The “Museum Piranesi” project is an extraordinary adventure in art history with a great significance on a European level. Professor Pierluigi Panza has dedicated more than twenty years, from his doctoral research to today, to the study of Giovanni Battista Piranesi. Panza’s research led him to discover that Piranesi was not only an engraver and architect, but that he also excavated, restored, collected and sold Ancient Roman artefacts in his ‘house-museum’ of Palazzo Tomati in Rome. Since 2011, on the basis of manuscripts, engravings and texts of the time, Panza has been identifying where these works are now located in an effort to envisage the “Museum Piranesi”.
In collaboration with the curators of many museums and private collections in Europe, 269 pieces have been located and identified as having passed through Piranesi’s workshop. The pieces are found in 43 European countries, in both private collections and large museums such as the Vatican and the Capitoline in Rome, the National Museum in Stockholm, the British Museum, the Louvre and the Hermitage. The vast spread of the pieces is evidence of the deep significance of the project on a European level and it exemplifies the grand scope of this undertaking.

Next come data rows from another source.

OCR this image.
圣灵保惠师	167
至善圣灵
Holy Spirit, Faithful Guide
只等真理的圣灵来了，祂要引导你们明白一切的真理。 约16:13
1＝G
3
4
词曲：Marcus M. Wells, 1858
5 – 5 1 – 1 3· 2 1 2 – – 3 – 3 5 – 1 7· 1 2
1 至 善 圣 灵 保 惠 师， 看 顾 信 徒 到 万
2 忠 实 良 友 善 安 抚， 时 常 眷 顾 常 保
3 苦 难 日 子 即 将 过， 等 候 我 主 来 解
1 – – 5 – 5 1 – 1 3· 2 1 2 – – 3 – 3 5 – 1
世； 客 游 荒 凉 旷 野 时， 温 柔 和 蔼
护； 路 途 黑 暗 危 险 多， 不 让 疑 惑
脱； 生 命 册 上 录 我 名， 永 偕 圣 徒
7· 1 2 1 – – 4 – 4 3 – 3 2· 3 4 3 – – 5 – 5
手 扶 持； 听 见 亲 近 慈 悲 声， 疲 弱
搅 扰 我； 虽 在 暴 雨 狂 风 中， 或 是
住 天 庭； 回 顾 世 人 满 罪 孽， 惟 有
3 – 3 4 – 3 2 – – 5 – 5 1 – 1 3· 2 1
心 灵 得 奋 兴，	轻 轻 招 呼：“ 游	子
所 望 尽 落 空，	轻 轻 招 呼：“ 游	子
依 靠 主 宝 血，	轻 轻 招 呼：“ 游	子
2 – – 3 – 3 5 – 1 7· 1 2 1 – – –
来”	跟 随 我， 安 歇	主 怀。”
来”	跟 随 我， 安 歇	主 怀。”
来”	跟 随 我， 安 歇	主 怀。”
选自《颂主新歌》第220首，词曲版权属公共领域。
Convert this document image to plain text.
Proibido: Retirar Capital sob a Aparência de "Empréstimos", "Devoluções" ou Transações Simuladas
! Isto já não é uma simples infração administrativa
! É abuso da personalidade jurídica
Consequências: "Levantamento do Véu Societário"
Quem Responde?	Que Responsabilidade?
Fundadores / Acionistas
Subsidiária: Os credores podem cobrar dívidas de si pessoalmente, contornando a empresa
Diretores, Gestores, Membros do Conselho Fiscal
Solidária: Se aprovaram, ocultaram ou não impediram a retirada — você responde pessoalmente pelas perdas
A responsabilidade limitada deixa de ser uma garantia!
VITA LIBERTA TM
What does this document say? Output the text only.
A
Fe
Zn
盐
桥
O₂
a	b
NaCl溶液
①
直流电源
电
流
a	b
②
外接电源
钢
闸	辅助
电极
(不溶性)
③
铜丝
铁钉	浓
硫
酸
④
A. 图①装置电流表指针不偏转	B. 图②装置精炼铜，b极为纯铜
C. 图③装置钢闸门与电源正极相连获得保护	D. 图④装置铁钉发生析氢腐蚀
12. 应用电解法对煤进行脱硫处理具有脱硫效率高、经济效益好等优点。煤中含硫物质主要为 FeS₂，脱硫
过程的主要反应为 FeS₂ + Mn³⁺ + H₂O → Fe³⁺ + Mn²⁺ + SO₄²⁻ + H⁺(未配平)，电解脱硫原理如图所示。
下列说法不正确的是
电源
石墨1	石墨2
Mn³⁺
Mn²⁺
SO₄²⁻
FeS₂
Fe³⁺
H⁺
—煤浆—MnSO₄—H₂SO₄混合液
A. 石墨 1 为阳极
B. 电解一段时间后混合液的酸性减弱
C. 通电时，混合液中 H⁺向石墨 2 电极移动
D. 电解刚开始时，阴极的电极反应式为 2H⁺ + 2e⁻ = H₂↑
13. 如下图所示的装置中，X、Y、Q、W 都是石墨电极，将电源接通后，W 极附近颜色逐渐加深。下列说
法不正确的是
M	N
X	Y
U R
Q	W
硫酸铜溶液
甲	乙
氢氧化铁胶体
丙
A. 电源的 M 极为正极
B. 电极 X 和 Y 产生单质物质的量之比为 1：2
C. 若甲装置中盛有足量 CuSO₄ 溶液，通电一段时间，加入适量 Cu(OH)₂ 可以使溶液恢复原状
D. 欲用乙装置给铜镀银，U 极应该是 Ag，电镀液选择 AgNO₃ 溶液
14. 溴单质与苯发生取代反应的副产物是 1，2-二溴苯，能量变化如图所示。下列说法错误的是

“The dedication of over 20 years by this tireless researcher has made an outstanding contribution to the understanding of antiquity in the 18th-century in Europe and completes our understanding of the oeuvre and influential role of Piranesi”, highlighted the jury.
The investigation was not solely concerned with producing an inventory of these works but aimed to discover the reason for each object entering the collection. On this point, the jury noted that “the investigation has discovered the spread of the collection of antiquity and has identified the links and trajectories of collecting at the time”.
“The success of the project highlights the role that accurate documentation has played in enabling this researcher to correctly identify the pieces and demonstrates the importance and significance of accurate documentation in this way”, emphasised the jury. The research has provided a new understanding of the activities of an 18th-century workshop, the results of which have been extensively published over the past 20 years and which this year will be consolidated in a new publication with illustrations edited by international publisher Skira with the support of Intesa San Paolo. The publication, also to be digitised, will ensure the accessibility of the results and in a sense has reconstructed the 18th-century “Museum Piranesi”.